Depois de grandes sucessos como “Tropa de Elite” e “Carandiru”, o cinema nacional estréia esse mês, mais um filme sobre criminalidade no país, intitulado como “Salve geral: o dia em que São Paulo parou”. Com a visão do cineasta Sérgio Rezende, o filme relata os ataques orquestrados pela facção criminosa PCC (Primeiro Comando da Capital) no fim de semana do Dia das Mães de 2006, que chocaram o país inteiro.
Com orçamento de R$ 6,8 milhões, o filme foi rodado no pólo cinematográfico de Paulínea, no interior de São Paulo, e contou com cerca de três mil figurantes.
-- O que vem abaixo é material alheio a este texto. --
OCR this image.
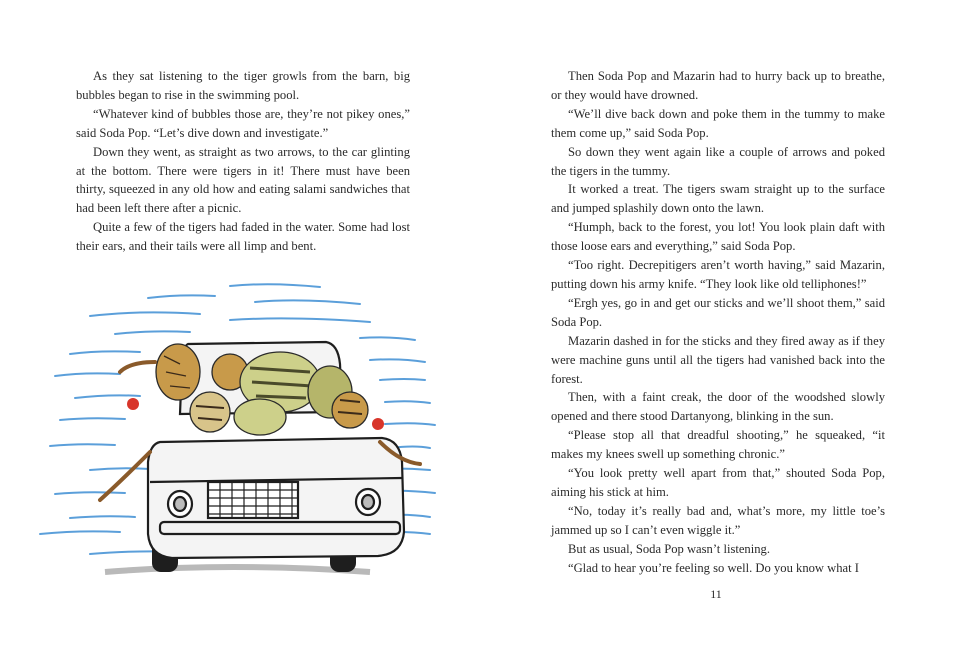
As they sat listening to the tiger growls from the barn, big bubbles began to rise in the swimming pool.

“Whatever kind of bubbles those are, they’re not pikey ones,” said Soda Pop. “Let’s dive down and investigate.”

Down they went, as straight as two arrows, to the car glinting at the bottom. There were tigers in it! There must have been thirty, squeezed in any old how and eating salami sandwiches that had been left there after a picnic.

Quite a few of the tigers had faded in the water. Some had lost their ears, and their tails were all limp and bent.

Then Soda Pop and Mazarin had to hurry back up to breathe, or they would have drowned.

“We’ll dive back down and poke them in the tummy to make them come up,” said Soda Pop.

So down they went again like a couple of arrows and poked the tigers in the tummy.

It worked a treat. The tigers swam straight up to the surface and jumped splashily down onto the lawn.

“Humph, back to the forest, you lot! You look plain daft with those loose ears and everything,” said Soda Pop.

“Too right. Decrepitigers aren’t worth having,” said Mazarin, putting down his army knife. “They look like old telliphones!”

“Ergh yes, go in and get our sticks and we’ll shoot them,” said Soda Pop.

Mazarin dashed in for the sticks and they fired away as if they were machine guns until all the tigers had vanished back into the forest.

Then, with a faint creak, the door of the woodshed slowly opened and there stood Dartanyong, blinking in the sun.

“Please stop all that dreadful shooting,” he squeaked, “it makes my knees swell up something chronic.”

“You look pretty well apart from that,” shouted Soda Pop, aiming his stick at him.

“No, today it’s really bad and, what’s more, my little toe’s jammed up so I can’t even wiggle it.”

But as usual, Soda Pop wasn’t listening.

“Glad to hear you’re feeling so well. Do you know what I

11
No elenco, Andréa Beltrão é uma mãe de família em meio a um inferno de ônibus incendiados, ataques a bancos, metrô e residências, que provocaram um saldo de pelo menos 152 mortos. Ela vê seu filho de 17 anos preso, passando a conviver com um mundo do qual nada sabia.
O filme conta com três mil figurantes, rodado na cidade de Paulínia, na capital paulista. Serão feitas tomadas como a de uma assustadora Avenida Paulista completamente deserta e imagens dos noticiários televisivos da época vão garantir um tom documental.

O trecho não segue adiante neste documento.